My bet is it’s the former, not the later.



Then you need to explain how the fecal transplants triggered similar symptoms.


Maybe schizophrenia is not a sickness, merely a epi-genetic adaption to bad circumstances. Have a little civil war? Turn yourself into a twitching little zombie and walk it off?

So if you transport the message, you get a universal reaction.


Definitely. Eating patterns, sleep and many other things change. Even medications like lithium. What's lithium do to bacteria? My anxiety makes eating hard sometimes so i eat bad foods just to get calories in.


It is sad, because there is certainly a link, it’s not just the direct one that all academia is jumping to conclusions.

You pretty much nailed all those studies. Those type of hard to characterize, very complex, and poorly understood diseases, are the only candidates that you will see a “microbiome can cause/cure it” type of paper.

At the end of the day, they see a mouse, bearing a set of mutations that is not even close to mimic the disease population, adopt some new behaviors, and then they miraculously cured everything.

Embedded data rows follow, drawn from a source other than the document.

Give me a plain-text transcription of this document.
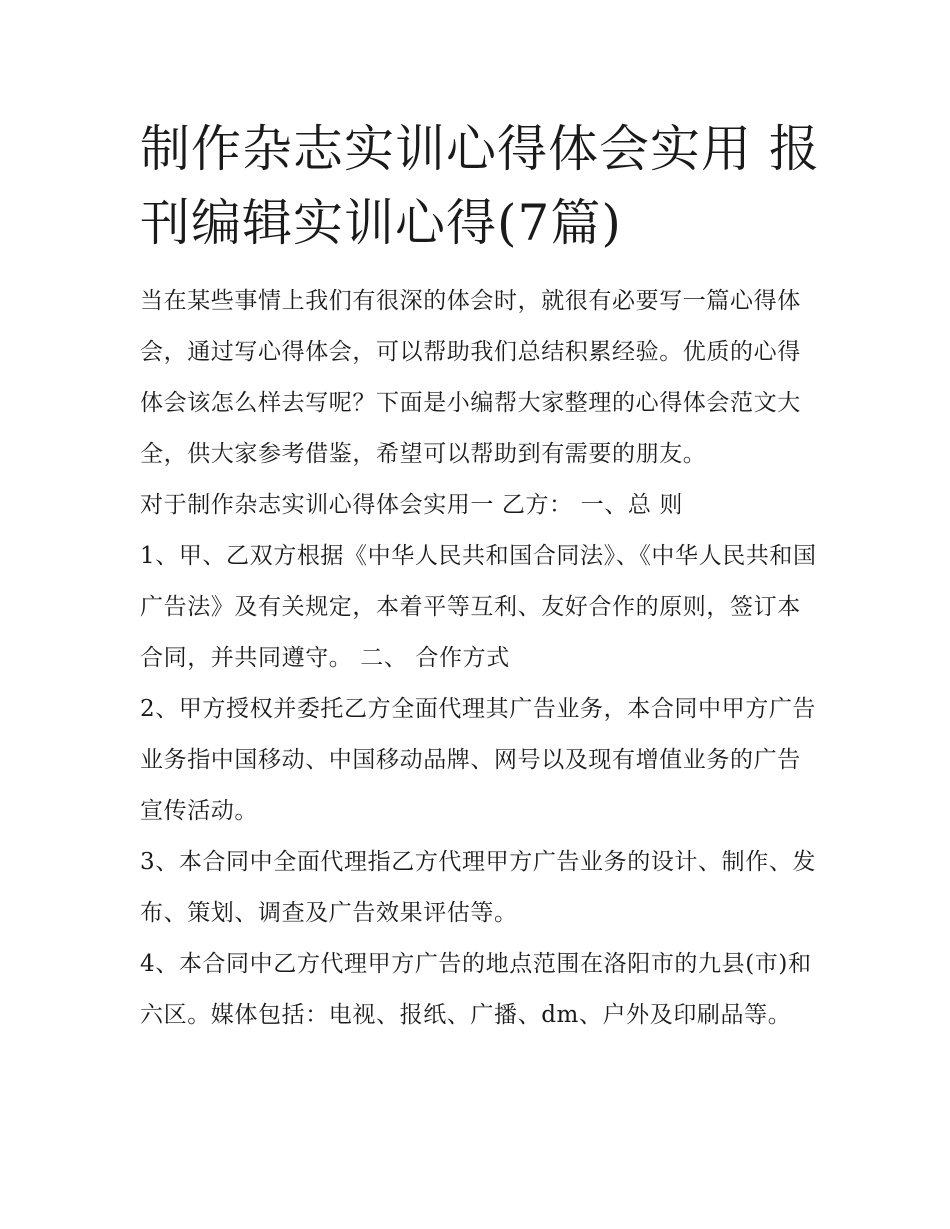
制作杂志实训心得体会实用 报刊编辑实训心得(7篇)

当在某些事情上我们有很深的体会时，就很有必要写一篇心得体会，通过写心得体会，可以帮助我们总结积累经验。优质的心得体会该怎么样去写呢？下面是小编帮大家整理的心得体会范文大全，供大家参考借鉴，希望可以帮助到有需要的朋友。

对于制作杂志实训心得体会实用一 乙方： 一、总 则

1、甲、乙双方根据《中华人民共和国合同法》、《中华人民共和国广告法》及有关规定，本着平等互利、友好合作的原则，签订本合同，并共同遵守。 二、 合作方式

2、甲方授权并委托乙方全面代理其广告业务，本合同中甲方广告业务指中国移动、中国移动品牌、网号以及现有增值业务的广告宣传活动。

3、本合同中全面代理指乙方代理甲方广告业务的设计、制作、发布、策划、调查及广告效果评估等。

4、本合同中乙方代理甲方广告的地点范围在洛阳市的九县(市)和六区。媒体包括：电视、报纸、广播、dm、户外及印刷品等。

On top of that, VC have started to invest massively in that field, even starting their own company. On one side, I hope this will bring some much needed robustness to the current lack of rigor. On the flip side, since the biotech VC model is to IPO whithin 5 years, I doubt they will do better.


Or, more likely, they are both effects of the same root cause...


Or is there some third factor that causes both such as stress, high levels of innate immunity activation, etc.


Or it could be a feedback loop with multiple possible starting points.


I don't understand how these could possibly be mutually exclusive.